Curt Cignetti and Matt Rhule immediately emerged as the two most obvious candidates to replace James Franklin in Happy Valley, but a coaching search is hardly ever that simple. Cignetti has since been wiped off the board by an 8-year extension to stay put in Bloomington, and Rhule spent Week 8 losing to Minnesota 24-6. So, it could be worth looking elsewhere for Penn State’s next head coach. 

Maybe the place to look is the SEC, the same league that Franklin came from, and to another head coach who is winning at a non-traditional power. While it’s not quite as difficult as posting nine-win seasons at Vanderbilt was when Franklin did it, Eli Drinkwitz’s back-to-back double-digit win seasons at Missouri are relatively unprecedented. 

Drinkwitz has Tigers fans thinking College Football Playoff this season, and the energy from the fans who made the trip to Jordan-Hare Stadium after Missouri came back to beat Auburn in overtime, 23-17, on Saturday is what every program is hoping to cultivate. 

It could be the perfect time for Drinkwitz to jump ship

The early adopters in the NIL and transfer portal era prospered, and Missouri was one of them.
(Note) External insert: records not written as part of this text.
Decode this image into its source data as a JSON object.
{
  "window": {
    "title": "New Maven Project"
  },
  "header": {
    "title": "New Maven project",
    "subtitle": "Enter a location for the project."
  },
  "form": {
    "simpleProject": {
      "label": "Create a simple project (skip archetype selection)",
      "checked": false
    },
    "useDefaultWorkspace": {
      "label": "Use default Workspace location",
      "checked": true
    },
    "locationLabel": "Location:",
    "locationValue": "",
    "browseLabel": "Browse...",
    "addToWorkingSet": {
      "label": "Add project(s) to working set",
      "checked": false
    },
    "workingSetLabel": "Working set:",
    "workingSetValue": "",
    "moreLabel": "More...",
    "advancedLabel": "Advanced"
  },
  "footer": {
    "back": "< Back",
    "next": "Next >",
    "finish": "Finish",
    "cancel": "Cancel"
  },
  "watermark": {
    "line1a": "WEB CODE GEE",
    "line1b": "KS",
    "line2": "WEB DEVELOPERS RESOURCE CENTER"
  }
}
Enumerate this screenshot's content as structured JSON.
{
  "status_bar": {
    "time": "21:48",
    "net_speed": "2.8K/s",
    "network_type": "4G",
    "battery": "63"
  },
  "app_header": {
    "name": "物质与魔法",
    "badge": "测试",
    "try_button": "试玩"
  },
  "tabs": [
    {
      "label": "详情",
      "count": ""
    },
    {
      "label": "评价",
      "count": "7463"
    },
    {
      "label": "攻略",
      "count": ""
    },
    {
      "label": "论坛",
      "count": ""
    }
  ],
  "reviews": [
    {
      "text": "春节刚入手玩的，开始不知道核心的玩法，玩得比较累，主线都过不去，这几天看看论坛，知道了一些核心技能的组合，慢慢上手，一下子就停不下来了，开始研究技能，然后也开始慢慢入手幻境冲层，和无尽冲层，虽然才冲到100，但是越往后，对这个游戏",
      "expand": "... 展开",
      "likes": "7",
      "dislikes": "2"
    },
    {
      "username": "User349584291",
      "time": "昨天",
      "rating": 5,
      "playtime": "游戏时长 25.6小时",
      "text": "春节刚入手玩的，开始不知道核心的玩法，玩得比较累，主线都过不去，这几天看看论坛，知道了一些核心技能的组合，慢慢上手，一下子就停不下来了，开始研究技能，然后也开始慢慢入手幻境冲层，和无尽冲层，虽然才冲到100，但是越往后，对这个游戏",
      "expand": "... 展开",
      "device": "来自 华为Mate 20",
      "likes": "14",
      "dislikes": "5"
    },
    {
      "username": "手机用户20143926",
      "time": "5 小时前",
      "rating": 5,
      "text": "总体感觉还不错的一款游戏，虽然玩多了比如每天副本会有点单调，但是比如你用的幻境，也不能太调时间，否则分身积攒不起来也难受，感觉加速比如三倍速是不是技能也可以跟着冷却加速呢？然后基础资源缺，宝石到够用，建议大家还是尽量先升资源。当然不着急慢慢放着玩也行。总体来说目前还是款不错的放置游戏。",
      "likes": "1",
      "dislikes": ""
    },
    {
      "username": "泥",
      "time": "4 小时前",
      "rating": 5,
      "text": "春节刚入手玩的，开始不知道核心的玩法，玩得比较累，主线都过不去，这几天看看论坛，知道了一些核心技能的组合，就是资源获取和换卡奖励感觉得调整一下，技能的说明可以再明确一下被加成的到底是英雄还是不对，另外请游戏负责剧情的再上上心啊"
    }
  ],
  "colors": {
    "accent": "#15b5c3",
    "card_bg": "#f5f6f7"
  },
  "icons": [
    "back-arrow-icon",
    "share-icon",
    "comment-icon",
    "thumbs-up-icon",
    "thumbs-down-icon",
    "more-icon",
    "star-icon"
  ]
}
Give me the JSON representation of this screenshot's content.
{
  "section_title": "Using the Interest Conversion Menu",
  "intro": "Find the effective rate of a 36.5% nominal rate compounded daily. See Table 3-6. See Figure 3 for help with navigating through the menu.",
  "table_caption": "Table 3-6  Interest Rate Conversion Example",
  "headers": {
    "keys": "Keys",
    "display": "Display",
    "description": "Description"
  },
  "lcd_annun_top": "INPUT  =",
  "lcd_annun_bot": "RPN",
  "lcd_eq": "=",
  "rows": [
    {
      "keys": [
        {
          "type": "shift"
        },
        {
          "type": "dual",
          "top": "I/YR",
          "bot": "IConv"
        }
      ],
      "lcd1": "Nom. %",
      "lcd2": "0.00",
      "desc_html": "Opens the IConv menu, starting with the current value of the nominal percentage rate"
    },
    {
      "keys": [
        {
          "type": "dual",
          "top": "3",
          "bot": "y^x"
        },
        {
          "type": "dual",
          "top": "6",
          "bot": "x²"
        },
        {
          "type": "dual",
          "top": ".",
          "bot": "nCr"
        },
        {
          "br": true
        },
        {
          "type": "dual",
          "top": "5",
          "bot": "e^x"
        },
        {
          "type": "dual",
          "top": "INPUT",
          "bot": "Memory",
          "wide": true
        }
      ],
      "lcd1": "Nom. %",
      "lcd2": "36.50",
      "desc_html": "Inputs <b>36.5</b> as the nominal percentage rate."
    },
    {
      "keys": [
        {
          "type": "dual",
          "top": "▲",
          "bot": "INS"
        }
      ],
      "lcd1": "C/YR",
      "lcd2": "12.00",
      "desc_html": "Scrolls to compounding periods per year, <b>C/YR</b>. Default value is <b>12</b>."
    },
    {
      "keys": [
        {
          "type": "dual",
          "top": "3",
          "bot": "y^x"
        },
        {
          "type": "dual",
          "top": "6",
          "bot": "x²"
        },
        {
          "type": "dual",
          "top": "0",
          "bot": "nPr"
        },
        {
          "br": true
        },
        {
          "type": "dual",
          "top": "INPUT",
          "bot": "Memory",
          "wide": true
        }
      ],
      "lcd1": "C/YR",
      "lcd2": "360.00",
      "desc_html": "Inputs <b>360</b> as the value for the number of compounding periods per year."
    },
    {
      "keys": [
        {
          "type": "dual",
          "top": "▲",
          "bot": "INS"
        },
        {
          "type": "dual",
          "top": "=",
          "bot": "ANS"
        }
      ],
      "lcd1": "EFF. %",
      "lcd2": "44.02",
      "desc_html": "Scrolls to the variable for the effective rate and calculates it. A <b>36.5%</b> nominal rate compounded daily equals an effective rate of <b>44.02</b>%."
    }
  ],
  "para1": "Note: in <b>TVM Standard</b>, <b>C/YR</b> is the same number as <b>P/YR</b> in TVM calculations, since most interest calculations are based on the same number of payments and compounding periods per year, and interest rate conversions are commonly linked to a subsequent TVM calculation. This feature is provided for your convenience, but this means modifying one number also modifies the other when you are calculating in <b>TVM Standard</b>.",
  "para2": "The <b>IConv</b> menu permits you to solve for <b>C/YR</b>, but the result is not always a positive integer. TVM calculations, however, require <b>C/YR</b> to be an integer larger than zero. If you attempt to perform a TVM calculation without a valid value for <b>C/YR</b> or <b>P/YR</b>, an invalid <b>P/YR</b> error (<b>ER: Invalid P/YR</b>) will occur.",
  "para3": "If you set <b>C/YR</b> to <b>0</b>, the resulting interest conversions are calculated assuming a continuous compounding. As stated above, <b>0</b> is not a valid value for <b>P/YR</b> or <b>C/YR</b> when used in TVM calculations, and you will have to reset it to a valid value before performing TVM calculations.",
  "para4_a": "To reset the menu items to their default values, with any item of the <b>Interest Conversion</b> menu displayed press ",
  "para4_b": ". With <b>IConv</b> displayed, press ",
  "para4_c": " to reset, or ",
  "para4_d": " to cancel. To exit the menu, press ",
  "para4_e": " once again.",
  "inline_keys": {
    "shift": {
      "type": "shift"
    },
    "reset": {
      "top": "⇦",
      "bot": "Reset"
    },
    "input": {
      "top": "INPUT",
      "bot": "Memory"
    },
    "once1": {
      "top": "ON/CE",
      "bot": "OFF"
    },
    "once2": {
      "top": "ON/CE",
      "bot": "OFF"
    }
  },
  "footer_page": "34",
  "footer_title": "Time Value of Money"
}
Drinkwitz didn’t spend a year or two clutching his pearls and extolling the virtues of amateurism. Instead, he quickly built a robust NIL program at Missouri, embraced the portal, and the state legislature even passed laws to allow in-state recruits to be paid for NIL deals while still in high school, the type of savvy move that subtly shifted the balance of power in recent years. 

However, with the introduction of revenue-sharing and the proof of concept of portal programs like Missouri, Ole Miss, and plenty of others, that advantage is going away. Every head coach is adopting similar philosophies, or falling by the wayside like Dabo Swinney at Clemson, so it stands to reason that his success at Missouri won’t be sustainable. 

That’s not to say that Drinkwitz isn’t a good coach. It’s just to say that Missouri is not a traditional powerhouse program, and with so much money in the SEC, likely, the programs that were left behind at the start of this new era will catch up quickly, if they haven’t already. 

In the Big Ten, there isn’t quite so much competition at the top of the conference, and Penn State is firmly positioned to be one of those top teams. Drinkwitz is the type of coach who has proven he can do more with less at Missouri. Now with Penn State and Florida already open, and Auburn expected to fire Hugh Freeze in the coming weeks, he has the perfect chance to see what he can do with more. 

Drinkwitz is my favorite candidate for the job, assuming that Jeff Brohm isn’t ever going to leave Louisville. He’s proven more than Rhule, who hasn’t beaten a ranked team since 2016.